Doce millones

 

Aquel día vagabundeaba por el barrio, a ver si surgía algo. Me paré en las cabinas de teléfonos y miré por si alguien se había olvidado alguna moneda. No hubo suerte en la primera. Fui hacia la otra, pensando que solo me faltaban quince céntimos para comprarme un lolipop, pero nada. Hoy no era mi día.

Cuando me iba, escuché algo a mi espalda, un runrún distorsionado. El teléfono estaba descolgado y alguien gritaba a través de él. Con cuidado lo cogí y escuché con atención. Noté con extrañeza que eran dos voces, enzarzadas en una discusión.

-Son doce millones. Ni más ni menos.

-Dijimos que si había retrasos se incrementaría la cantidad.

-He dicho mi última palabra. Colócalo en el lugar de siempre. No me hagas discutir más.

-El lugar de siempre está en obras ahora.

-Entonces ponlo en el segundo lugar, el alternativo. Y no la cagues.

-Joder, no recuerdo dónde era.

Tras un silencio tenso pude oír cómo la primera voz dudaba. Carraspeó y habló más bajito esta vez.

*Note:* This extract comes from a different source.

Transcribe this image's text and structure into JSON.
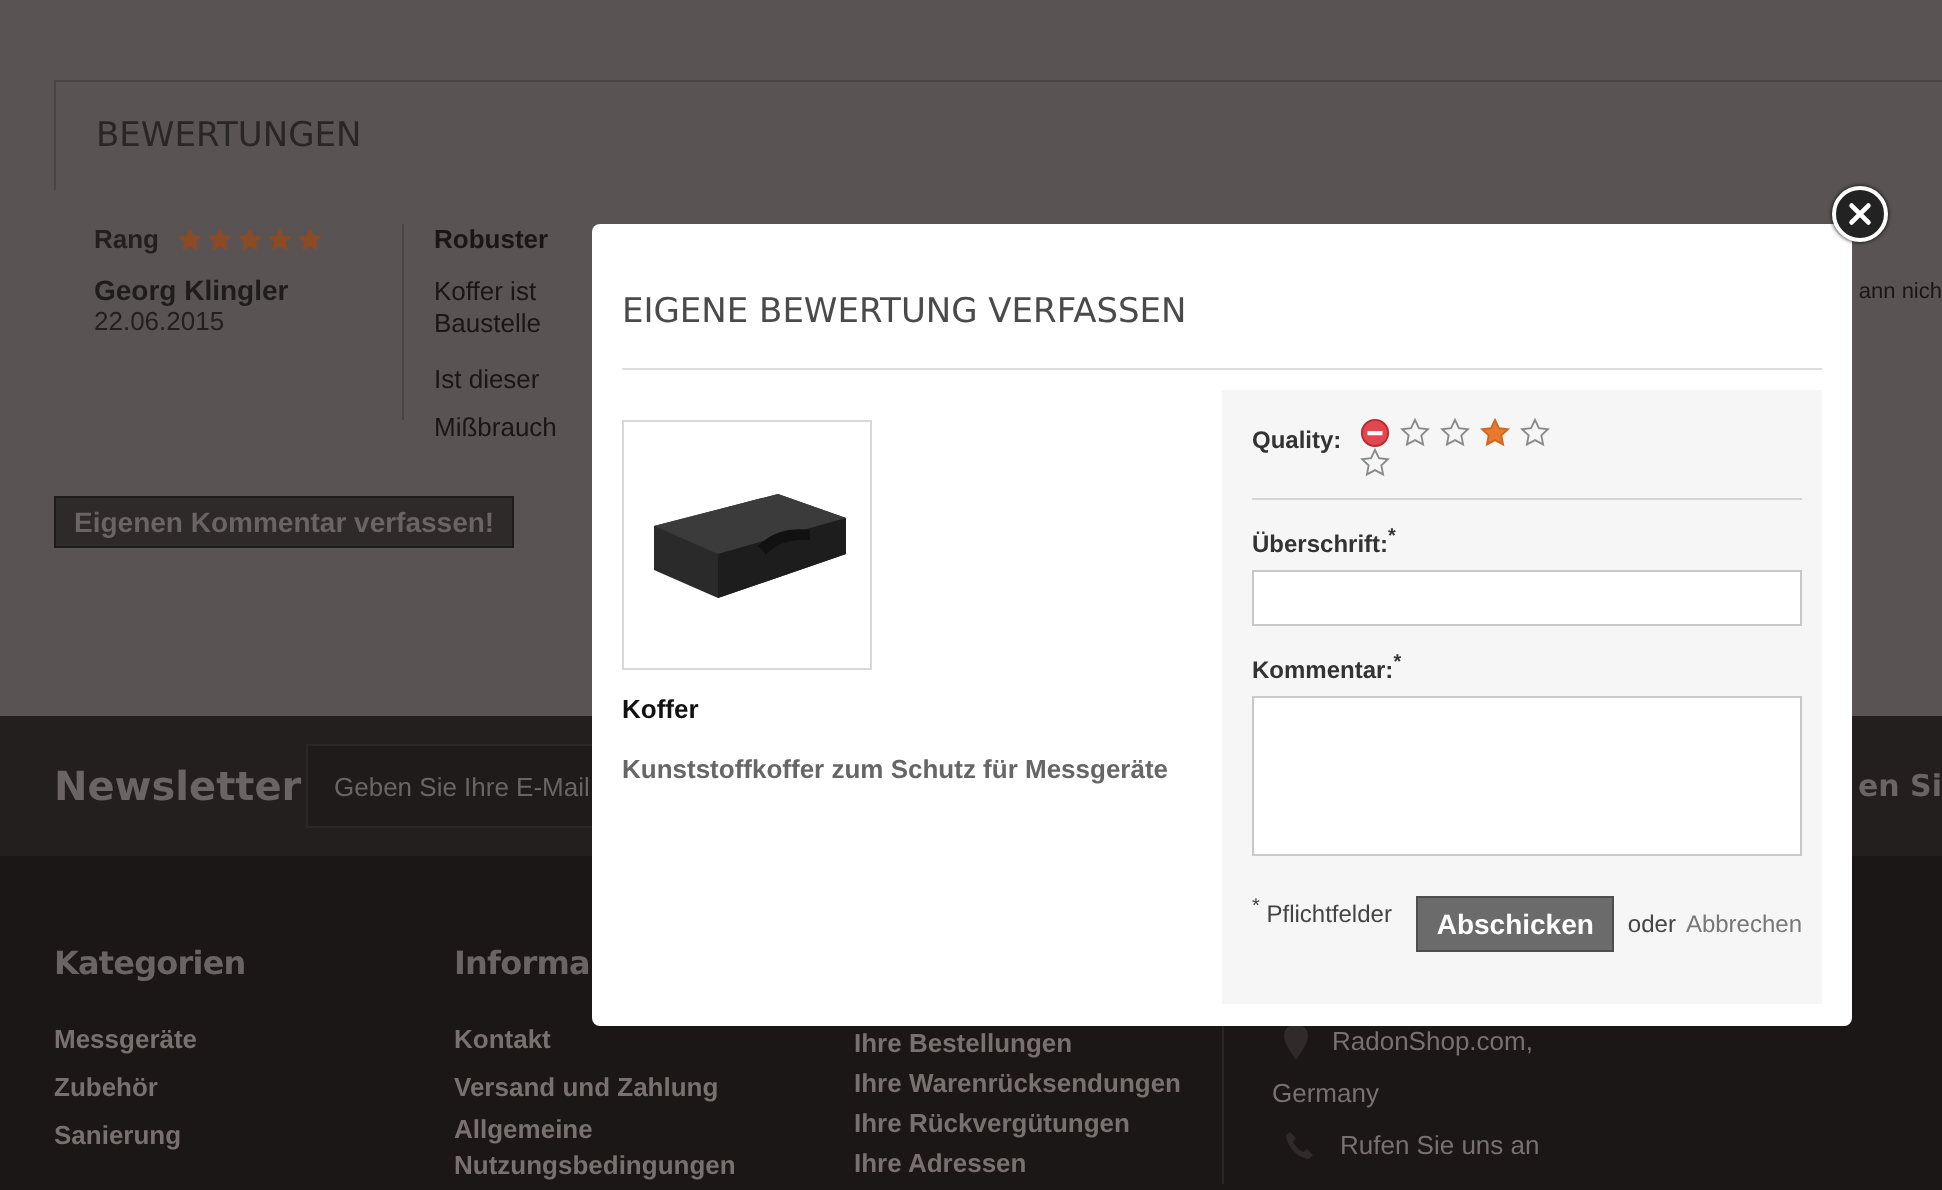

-Es la última vez que te lo explico por teléfono. Déjalo en la papelera que está junto a la sucursal de los Pollitos Alegres, después de medianoche.

-Doce millones entonces.

-Sí.

Coloqué el auricular en su sitio con mucho cuidado. Estaba entre emocionado y acojonado. Solo podía pensar: Doce millones ¿serían euros o dólares? Para el caso era una fortuna. La sucursal de los Pollitos Alegres estaba a un paso y ya estaba anocheciendo. Busqué un buen lugar para observar la papelera que habían dicho y saqué mi medio paquete de pipas dispuesto a esperar lo que hiciera falta.

Doce millones. Joder.

Mi reloj se apagó, ya que se alimentaba de luz solar, así que esperé con paciencia a que apareciera alguien. Observando desde una rama del algarrobo que crecía en la plaza, perfecta atalaya de vigilancia, y oculto por sus ramas y la oscuridad.

Entonces un tipo bajito apareció con un maletín. Parecía dubitativo, miró a su alrededor y se acercó a la papelera. Tras unos momentos, por fin metió lo que llevaba en el contenedor y se fue con paso rápido. Un escalofrío de nerviosismo recorrió mi cuerpo. No había tiempo que perder.

Salté del algarrobo en silencio y al más puro estilo ninja me acerqué al lugar oculto por las sombras. Allí estaba el maletín, parecía no pesar mucho. Quizá eran billetes grandes. Sonreí al tocarlo, pero mi sonrisa se congeló cuando escuché unos pasos a mi espalda.

-Oiga.- dijo una voz.

Quedé paralizado, estaba seguro de que la mafia me había pescado. Ya me daba por muerto cuando el tipo que había hablado me rodeó y me miró a la cara. Era solo un chaval.

-¿Tú también juegas? –Dijo el muchacho. –No te había visto nunca.

Las palabras y el tono me desconcertaron.

-¿Jugar? –Dije- ¿Jugar a qué?

Entonces abrí el maletín. Dentro había papeles de periódico hechos pedazos y una careta tipo Nosferatu. Miré al niño con cara de idiota.

-Pues al rol ¿a qué va a ser? -Dijo el chaval- Esta noche hay una partida de la mascarada. Hay objetos ocultos por la ciudad. Ese maletín es el premio gordo.

Miré aquel montón de porquerías.

-¿El premio gordo?

-Sí. Da doce millones de puntos de experiencia encontrarlo.

Entonces se me ocurrió una idea.

-Niño, te doy el maletín si me das un euro.

-Hecho.

El niño me dio la moneda y me fui al último chino que quedaba abierto a comprar chucherías. Quizá no sean doce millones, pero es una forma de endulzar la vida, aunque sea un ratito. Y bueno, pensé, no hay mal que por bien no venga, he tenido emoción, he echado la tarde y he conseguido mi lolipop.